Reason for rehoming: They have been boarded with us for over a month whilst their owners moved house, however the accommodation they moved into did not allow pets so they were signed over to us
Will the group be split: No. 
Other: These boys are very friendly and playful and need a home together.


----------



## Kammie (Apr 4, 2009)

Another moving house excuse, poor boys.
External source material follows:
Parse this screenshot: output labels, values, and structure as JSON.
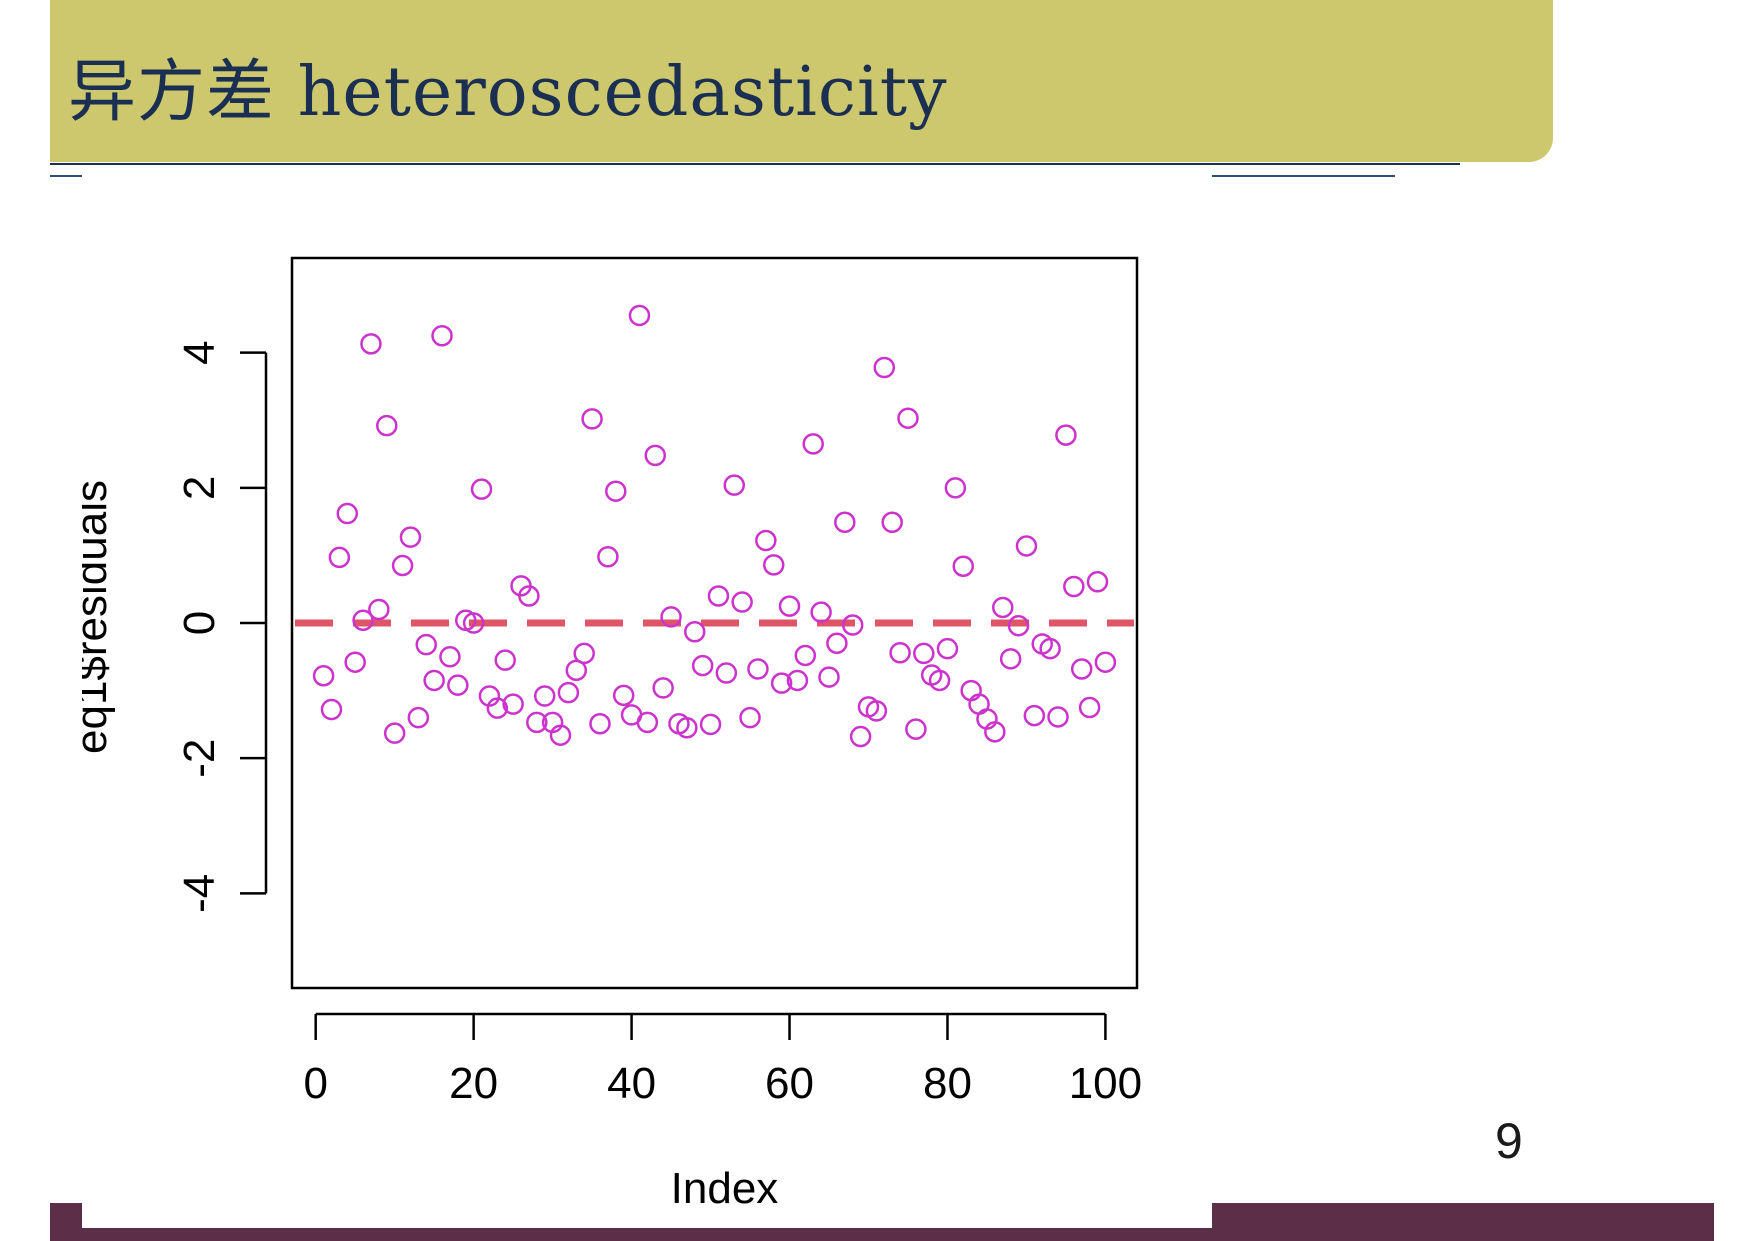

Surely the owners would have known or thought to check before moving into the house whether they could take pets. 

Hope these gorgeous boys find a good home.


----------



## Roselle (Jul 28, 2011)

So sad I will ask around my contacts re: responsible rehoming possibilities.


----------



## AmyCruick (Jul 20, 2009)

Awww they are gorgeous!! They look like little Alans 

Hope they find a home soon


----------



## Chez87 (Aug 11, 2010)

Very interested in these two! I will pm you.


----------



## Guest (Aug 15, 2011)

Chez87 said:


> Very interested in these two! I will pm you.


It's best to phone the rescue as Anna doesn't come on everyday


----------



## Chez87 (Aug 11, 2010)

Oh ok, thank you!


----------



## Chez87 (Aug 11, 2010)

Looks like these gorgeous boys are coming to live with me this weekend!


----------



## helebelina (Nov 11, 2009)

Aw I'm so glad. I'm coming over to Anna's on Saturday and would SO have had these 2 gorgeous ones in a flash!


----------



## AnnaT (Oct 13, 2009)

Now rehomed


----------



## emzybabe (Jun 30, 2009)

wow quick work! so glad they've found a new home


----------



## Chez87 (Aug 11, 2010)

They are settling in well! Radar seems the more outgoing one, very confident, curious little boy! But both very fond of their food.


----------